I stated that I couldn’t do that. They had five people in the motorhome, including two disabled boys. The lady got feisty and we had words. I stated that yes, I paid for a service, which included power leads and power and it wasn’t my responsibility to source them. However I wouldn’t take theirs and leave them without. I also tried to explain that my frustrations weren’t with them personally. And that I thought the whole mess was due to the actual organiser pulling out and throwing the young girl in the deep.
At this point I was told that Brooke had to pull out due to business emergency (third version of the story from the representative of Bold Gorilla) and she was scrambling to hire more staff.
It was also at this point where my confidence in the company and its staff hit rock bottom. I was told in no uncertain terms that it was due to demands like mine that the interim convoy leader and her mother were worried about Brooke taking her own life.
My enthusiasm for this convoy (and I tried real hard to foster some for the sake of my kids), my spirit and my resilience left me completely.
It is not something you want to hear on your trip if a lifetime. My heart sank to my stomach and I nearly threw up.
I walked away from the pair and tried to no longer communicate with them or Brooke.
At this stage I also considered leaving the convoy as some did, but as luck would have it, my car threw a “check engine light” and the closest mechanic to be able to fix it was in Adelaide. So we opted for the safety in numbers and stuck it out for the rest of the trip.
I wasn’t as unlucky as some. A mum with her son were left on the side of the road in a broken car in the middle of nowhere with no phone reception and the convoy leader did not stop to assist. There was a satellite phone the convoy leader had but deemed too expensive to use.
In Coober Pedy we opted for the staying in the underground campsite experience but the tents were too big. We were given the option of a motel room, which we were happy about, until we discovered we only had one bed for the three of us. (There were three people options available. We know the rooms from previous stay).
I could mention a myriad of other problems, however they all pale in comparison to being blamed for someone contemplating su***de because you’ve asked for what you paid for.

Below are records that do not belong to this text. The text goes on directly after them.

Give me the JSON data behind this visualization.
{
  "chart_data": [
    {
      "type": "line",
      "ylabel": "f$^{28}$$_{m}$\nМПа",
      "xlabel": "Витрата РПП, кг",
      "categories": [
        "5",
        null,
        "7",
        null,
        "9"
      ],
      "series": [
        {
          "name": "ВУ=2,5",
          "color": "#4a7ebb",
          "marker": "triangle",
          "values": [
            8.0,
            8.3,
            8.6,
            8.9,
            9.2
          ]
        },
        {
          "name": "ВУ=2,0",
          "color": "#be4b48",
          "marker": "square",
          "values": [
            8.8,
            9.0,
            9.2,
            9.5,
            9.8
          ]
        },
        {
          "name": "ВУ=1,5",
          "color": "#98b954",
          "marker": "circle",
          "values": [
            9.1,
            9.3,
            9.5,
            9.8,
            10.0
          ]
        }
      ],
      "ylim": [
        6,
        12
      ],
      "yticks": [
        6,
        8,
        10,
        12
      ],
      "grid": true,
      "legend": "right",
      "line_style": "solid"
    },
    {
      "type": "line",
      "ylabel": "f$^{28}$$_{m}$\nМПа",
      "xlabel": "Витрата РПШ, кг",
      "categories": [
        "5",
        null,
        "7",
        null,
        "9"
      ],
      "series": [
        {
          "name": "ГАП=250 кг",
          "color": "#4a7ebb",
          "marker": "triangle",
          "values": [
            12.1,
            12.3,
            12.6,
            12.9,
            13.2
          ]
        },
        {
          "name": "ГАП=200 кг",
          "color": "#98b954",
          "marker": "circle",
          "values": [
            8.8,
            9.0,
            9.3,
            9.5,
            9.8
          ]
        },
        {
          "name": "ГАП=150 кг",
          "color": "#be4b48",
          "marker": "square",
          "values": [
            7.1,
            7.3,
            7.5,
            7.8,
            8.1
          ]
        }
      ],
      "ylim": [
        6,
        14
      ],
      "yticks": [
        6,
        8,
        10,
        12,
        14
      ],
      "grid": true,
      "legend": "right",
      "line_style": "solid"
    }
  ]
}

In retrospect I am glad I joined the convoy. I met some amazing people and were still in touch. Shielded from the drama and stress (timo my best abilities), my kids loved the experience and learned a lot. And I learned that other than the concierge service, there wasn’t really anything worth paying the $$ for. I could have done it all on my own and saved myself some dollars, nerves and stress.
So I would like to thank Brooke for this lesson. And if I can give her one piece of parting advice:
Honour your commitments. Don’t cut corners.
Put yourself in your customers shoes.
And don’t throw a hapless young woman into the deep end and expect things to work out ok.
PS: I have waited this long to leave this review because I wanted to be as objective as possible under these circumstances.